As we look towards this year’s race our build-up has been good so far. I mean it’s only three weeks away at this stage so it’s around the corner but the riders have been active across a variety of races on the calendar. There’s a big periodization in cycling when you go through the Spring Classics into the Ardennes Classics and then move straight into the Giro, for which a number of riders will have prepared at altitude.

Now they’re fine-tuning and the big thing for us is just to make sure that they are mentally strong and physically fresh, which can be challenging in this time with travelling being restricted and riders are having to constantly adjust.

This is very tough for everyone involved but as we’ve been through this already, so we are better prepared. I’m very excited to see how the team does and I think we’re going in with a strong team.

We’ll travel with hopes and dreams looking towards stage wins and a fairly high placing on the general classification. So an exciting couple of weeks as we finalise the preparations.


My function is to act as support to the staff and the riders, but there are also conversations with rider agents about the future of our current and potential athletes, and other teams and race organizers because the ecosystem of our sport is to learn and support each other. There’s of course media to engage with over the future of the team and promoting the Qhukeka Charity – to keep driving awareness of it around the world and how together, we are changing lives. 
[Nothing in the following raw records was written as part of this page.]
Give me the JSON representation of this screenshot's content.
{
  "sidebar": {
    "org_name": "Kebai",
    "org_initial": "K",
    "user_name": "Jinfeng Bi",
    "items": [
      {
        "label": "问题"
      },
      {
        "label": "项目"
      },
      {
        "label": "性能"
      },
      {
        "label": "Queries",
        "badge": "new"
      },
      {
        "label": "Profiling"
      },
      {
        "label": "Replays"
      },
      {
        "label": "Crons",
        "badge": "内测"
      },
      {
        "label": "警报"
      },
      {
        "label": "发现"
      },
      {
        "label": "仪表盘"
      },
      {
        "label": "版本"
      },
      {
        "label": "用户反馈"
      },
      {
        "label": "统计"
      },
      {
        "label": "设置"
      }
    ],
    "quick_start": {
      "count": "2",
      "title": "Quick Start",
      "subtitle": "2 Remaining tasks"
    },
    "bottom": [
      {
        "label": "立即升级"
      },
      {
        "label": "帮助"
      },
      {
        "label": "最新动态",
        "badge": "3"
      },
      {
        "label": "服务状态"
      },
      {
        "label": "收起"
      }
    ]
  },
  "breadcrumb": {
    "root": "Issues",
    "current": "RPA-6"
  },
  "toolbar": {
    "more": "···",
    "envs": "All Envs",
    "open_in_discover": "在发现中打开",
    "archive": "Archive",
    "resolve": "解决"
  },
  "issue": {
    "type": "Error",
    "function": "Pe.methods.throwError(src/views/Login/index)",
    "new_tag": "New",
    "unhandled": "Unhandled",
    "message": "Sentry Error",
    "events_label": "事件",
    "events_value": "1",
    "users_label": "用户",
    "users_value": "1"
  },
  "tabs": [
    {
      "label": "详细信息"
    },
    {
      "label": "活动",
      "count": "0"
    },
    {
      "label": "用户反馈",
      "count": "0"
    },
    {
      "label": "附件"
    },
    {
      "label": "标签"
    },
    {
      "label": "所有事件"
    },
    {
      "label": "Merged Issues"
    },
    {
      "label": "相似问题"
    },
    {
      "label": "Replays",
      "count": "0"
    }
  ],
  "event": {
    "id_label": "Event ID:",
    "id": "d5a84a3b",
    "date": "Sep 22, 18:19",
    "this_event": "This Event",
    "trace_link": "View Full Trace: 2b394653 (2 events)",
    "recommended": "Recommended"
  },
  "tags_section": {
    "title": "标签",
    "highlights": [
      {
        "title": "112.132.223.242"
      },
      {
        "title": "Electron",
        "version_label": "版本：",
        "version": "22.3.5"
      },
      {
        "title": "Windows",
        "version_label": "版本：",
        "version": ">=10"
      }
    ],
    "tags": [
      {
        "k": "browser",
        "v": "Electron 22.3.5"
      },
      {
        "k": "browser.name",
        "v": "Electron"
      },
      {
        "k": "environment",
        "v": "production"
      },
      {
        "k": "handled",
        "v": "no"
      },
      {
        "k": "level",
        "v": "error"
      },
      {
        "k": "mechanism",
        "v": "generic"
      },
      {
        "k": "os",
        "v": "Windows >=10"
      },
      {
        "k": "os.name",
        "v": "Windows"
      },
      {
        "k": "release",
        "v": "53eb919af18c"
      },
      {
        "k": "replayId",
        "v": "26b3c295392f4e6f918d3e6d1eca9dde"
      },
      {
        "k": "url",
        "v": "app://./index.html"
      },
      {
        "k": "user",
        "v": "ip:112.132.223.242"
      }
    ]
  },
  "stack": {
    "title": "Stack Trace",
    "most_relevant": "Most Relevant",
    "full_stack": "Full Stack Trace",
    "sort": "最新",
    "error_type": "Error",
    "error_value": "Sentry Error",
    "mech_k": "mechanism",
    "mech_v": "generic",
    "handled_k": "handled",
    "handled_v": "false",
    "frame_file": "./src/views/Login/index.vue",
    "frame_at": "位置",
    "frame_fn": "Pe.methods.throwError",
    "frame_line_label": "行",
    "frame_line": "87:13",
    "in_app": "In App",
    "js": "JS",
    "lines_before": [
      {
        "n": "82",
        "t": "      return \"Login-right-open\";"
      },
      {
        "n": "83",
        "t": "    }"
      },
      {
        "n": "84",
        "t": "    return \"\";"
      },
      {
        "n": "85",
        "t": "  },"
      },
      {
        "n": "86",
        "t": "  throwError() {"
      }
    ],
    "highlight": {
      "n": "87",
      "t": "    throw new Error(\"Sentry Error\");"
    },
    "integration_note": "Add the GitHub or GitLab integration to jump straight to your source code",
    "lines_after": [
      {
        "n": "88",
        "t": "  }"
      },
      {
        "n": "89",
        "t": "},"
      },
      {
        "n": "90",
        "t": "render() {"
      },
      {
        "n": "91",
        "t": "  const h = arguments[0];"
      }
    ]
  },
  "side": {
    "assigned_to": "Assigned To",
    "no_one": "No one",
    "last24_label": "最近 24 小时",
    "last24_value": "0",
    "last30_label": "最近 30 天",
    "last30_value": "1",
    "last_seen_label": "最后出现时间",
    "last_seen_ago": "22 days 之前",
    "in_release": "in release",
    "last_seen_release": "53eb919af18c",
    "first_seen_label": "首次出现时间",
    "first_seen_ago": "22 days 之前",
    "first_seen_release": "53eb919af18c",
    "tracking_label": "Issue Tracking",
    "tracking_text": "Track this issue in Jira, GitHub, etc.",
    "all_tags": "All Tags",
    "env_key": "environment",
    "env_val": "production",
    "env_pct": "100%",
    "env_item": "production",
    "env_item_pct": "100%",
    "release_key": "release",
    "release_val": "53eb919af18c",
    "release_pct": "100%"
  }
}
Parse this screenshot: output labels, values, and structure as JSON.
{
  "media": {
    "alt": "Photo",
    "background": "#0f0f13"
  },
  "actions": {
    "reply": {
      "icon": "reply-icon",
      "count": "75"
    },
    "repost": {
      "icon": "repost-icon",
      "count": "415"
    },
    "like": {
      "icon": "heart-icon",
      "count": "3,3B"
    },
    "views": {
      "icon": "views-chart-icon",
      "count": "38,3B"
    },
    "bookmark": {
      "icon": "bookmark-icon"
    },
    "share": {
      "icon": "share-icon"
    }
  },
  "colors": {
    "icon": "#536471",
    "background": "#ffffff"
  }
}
And then of course during Covid-19 where we can’t bring people into our environment for “money can’t buy experiences” I do a lot of visual content for our partners to keep them involved and to give a unique insight as to what it’s like inside our world. We pride ourselves as a team in this realm, granting our partners insight into what it’s like at the heart of the sport, and are constantly looking at ways to innovate in this space.


It’s branded on our trucks, on the back of our team jersey and also in our service course on the big roller door, so as the vehicles pull out it’s a constant reminder that you cannot exist in isolation, that we are there to support one another. We work hard to prepare to the best of our ability for our riders and staff to be the best they can possibly be as people, and we understand that we all need to connect as humans.

This is grounded in everything that we do from technology, equipment to logistics has that spirit in mind, the spirit of Ubuntu.